Though sovereigns are positive about the prospect of falling rates, the higher rates of recent times have dampened returns due to mark-to-market write-downs. Higher available yields have also driven sovereign investors to fixed income and credit in particular, which is often viewed as attractive relative to equities.

The survey also found that funds considered private credit attractive as they offer immediate cash flow generation, strong yields, and diversification benefits.

Despite prior apprehensions concerning rising rates, the sector has demonstrated remarkable growth and resilience. “A lot of people expected private credit to show some weakness; instead, the sector is growing like crazy,” noted a representative from a North American sovereign wealth fund.

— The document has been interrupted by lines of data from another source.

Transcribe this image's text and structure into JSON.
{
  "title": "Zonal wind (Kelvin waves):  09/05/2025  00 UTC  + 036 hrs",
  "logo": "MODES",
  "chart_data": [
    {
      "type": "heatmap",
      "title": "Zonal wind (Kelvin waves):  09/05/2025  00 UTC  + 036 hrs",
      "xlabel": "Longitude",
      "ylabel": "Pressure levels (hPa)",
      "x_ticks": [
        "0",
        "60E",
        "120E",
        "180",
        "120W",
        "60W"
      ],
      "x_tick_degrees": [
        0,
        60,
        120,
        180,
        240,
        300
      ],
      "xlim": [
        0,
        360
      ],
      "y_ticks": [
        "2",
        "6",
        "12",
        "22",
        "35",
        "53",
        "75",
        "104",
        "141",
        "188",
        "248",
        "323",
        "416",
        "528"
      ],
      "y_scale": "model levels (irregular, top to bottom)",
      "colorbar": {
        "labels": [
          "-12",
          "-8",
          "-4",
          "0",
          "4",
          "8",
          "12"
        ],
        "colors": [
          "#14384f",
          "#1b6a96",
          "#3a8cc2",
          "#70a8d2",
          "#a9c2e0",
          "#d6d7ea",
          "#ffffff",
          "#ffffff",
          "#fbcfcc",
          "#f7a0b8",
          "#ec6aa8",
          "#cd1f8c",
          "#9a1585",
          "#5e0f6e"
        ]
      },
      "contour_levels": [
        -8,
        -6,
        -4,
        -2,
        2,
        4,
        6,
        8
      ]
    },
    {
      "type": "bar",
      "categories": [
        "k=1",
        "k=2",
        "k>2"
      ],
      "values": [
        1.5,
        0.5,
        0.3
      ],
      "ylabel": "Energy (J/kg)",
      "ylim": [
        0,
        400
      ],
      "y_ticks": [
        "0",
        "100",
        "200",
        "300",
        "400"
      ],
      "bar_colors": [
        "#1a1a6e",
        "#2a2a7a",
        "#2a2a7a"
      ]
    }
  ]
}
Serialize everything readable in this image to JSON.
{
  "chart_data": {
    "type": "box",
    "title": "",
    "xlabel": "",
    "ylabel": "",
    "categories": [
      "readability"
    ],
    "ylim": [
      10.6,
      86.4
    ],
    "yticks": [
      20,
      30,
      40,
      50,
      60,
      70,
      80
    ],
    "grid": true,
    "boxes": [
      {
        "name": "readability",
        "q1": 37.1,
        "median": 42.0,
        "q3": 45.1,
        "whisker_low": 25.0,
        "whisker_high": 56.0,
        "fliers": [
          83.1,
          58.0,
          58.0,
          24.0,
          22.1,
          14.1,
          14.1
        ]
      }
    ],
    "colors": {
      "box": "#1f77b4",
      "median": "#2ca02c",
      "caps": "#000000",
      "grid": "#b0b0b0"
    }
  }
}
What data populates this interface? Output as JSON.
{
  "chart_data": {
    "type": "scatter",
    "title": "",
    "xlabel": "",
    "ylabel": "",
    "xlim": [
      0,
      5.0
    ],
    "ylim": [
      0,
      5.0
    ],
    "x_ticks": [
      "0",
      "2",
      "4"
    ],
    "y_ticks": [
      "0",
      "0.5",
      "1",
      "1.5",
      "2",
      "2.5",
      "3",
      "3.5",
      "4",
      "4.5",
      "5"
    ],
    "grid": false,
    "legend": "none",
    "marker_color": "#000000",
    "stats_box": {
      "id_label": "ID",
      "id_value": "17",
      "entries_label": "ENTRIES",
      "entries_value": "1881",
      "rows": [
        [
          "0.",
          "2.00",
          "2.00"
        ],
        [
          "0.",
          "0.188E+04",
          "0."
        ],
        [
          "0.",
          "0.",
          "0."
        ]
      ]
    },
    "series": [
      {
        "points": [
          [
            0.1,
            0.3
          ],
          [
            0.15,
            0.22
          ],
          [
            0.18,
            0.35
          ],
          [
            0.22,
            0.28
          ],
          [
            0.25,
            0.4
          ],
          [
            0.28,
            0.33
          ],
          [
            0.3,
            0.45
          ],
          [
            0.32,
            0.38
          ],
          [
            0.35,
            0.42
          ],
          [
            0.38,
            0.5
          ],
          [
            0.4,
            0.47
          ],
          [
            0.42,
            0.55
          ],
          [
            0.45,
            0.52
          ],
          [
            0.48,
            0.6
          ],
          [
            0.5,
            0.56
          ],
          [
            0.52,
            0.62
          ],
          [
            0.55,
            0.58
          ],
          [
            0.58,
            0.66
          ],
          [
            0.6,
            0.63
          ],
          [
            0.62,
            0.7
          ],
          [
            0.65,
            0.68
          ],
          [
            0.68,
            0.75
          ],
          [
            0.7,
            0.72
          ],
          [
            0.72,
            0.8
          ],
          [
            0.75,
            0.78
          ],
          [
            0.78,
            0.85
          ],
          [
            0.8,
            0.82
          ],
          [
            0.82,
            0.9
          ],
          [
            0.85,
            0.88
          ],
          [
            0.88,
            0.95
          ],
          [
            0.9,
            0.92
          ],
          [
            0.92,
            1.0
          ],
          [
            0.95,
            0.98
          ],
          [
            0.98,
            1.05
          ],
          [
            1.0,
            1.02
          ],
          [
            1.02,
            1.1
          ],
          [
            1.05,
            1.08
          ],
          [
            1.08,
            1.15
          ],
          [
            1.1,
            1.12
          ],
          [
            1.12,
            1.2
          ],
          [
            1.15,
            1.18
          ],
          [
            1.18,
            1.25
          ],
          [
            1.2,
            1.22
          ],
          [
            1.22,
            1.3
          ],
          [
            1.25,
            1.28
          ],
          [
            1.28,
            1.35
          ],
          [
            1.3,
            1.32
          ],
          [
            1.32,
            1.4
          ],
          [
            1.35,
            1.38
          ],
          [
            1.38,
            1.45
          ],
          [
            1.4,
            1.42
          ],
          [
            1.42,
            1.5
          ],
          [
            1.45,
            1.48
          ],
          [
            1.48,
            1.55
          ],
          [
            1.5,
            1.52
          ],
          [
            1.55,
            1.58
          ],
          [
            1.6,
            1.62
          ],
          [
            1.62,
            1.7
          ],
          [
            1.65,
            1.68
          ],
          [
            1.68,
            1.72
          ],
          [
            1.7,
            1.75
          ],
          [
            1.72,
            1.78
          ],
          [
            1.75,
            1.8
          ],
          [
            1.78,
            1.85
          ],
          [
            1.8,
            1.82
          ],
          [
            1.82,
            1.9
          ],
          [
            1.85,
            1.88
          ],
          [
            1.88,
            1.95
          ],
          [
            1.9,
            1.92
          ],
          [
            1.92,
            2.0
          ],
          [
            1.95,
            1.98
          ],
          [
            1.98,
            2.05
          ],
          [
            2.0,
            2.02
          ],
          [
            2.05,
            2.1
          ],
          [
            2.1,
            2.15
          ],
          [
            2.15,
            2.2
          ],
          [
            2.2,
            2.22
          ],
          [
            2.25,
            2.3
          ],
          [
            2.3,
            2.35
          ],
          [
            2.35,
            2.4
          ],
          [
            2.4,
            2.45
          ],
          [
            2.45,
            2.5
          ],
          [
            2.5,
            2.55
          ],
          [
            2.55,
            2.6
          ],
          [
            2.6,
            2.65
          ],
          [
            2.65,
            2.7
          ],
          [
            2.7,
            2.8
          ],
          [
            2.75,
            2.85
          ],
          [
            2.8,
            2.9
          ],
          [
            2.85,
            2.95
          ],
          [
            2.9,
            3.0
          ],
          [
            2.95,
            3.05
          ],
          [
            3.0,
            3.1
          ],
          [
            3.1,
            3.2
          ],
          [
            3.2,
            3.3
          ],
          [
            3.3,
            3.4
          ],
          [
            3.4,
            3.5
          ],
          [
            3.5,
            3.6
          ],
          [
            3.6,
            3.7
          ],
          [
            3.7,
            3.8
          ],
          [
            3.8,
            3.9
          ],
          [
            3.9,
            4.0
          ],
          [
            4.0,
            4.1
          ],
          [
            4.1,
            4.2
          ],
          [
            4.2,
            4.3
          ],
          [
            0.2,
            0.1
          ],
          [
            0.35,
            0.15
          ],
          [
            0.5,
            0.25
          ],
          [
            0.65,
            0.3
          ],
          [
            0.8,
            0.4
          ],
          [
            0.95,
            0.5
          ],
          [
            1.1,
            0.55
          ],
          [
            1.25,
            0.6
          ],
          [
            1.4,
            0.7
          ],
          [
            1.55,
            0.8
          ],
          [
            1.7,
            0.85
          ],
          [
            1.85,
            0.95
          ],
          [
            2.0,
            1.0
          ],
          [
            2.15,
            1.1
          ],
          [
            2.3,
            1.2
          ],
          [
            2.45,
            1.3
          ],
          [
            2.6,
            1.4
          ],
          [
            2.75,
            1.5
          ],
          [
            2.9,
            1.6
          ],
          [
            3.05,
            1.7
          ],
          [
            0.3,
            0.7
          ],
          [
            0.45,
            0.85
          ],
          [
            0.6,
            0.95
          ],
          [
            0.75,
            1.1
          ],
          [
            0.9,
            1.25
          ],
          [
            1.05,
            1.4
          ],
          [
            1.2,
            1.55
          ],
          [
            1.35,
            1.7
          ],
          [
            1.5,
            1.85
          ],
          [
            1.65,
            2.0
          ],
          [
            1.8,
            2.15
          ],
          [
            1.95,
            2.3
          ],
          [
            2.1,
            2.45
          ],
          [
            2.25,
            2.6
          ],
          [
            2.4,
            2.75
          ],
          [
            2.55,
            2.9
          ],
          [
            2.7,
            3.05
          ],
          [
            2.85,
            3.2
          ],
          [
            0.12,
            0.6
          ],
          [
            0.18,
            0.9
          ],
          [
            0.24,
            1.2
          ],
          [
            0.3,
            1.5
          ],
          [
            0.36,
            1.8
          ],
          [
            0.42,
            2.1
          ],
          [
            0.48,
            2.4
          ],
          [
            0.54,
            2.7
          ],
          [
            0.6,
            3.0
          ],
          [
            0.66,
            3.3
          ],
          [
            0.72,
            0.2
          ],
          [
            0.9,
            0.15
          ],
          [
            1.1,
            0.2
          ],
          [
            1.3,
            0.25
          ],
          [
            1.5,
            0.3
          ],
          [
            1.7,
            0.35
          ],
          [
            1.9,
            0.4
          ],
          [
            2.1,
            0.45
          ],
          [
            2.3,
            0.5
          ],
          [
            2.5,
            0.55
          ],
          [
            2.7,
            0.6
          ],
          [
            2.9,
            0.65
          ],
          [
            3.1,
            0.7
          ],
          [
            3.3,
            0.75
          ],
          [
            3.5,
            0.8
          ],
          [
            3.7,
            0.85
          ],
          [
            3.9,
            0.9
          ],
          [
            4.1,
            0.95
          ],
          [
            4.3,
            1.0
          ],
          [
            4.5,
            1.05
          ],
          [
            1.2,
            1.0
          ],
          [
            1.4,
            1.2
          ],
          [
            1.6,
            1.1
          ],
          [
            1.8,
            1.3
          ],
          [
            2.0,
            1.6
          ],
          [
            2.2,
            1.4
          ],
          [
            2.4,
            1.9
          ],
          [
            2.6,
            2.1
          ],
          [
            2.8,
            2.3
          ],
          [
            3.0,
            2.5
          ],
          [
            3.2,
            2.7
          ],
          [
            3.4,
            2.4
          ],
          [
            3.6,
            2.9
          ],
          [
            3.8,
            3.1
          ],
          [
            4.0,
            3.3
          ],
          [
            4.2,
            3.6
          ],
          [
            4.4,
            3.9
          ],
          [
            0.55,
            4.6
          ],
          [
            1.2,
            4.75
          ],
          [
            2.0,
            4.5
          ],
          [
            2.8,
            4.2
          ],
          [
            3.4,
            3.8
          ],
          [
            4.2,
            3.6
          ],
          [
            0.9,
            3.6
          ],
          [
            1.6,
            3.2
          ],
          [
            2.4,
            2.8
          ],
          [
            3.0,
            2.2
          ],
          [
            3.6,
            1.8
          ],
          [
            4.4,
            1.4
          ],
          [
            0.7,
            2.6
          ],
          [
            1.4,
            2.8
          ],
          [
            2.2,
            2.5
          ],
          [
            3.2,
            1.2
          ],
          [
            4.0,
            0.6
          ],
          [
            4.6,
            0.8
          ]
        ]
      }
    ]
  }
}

Factors such as liquidity management and US tax exemptions play a significant role in shaping sovereign’ private credit investment decisions, and they also anticipate particular growth in emerging markets focused strategies.

Focus on AI

Sovereign investors expect the role of AI in investment strategies to become increasingly pronounced, offering insights into complex relationships in large data sets and enhancing alternative information analysis through natural language processing, the report said.

“We have started to apply AI to our process and in the next 10 years, we are likely to see dramatic changes in how investment decisions are made,” said one Asian sovereign wealth fund.

Despite this optimism, sovereigns continue to wrestle with regulatory uncertainty, as well as questions around transparency and the ‘black box’ aspect of AI models.

In terms of investing, sovereign funds are exploring AI opportunities across sectors including healthcare, finance, transportation, manufacturing, and agriculture, prioritising industries where they possess expertise or leverage.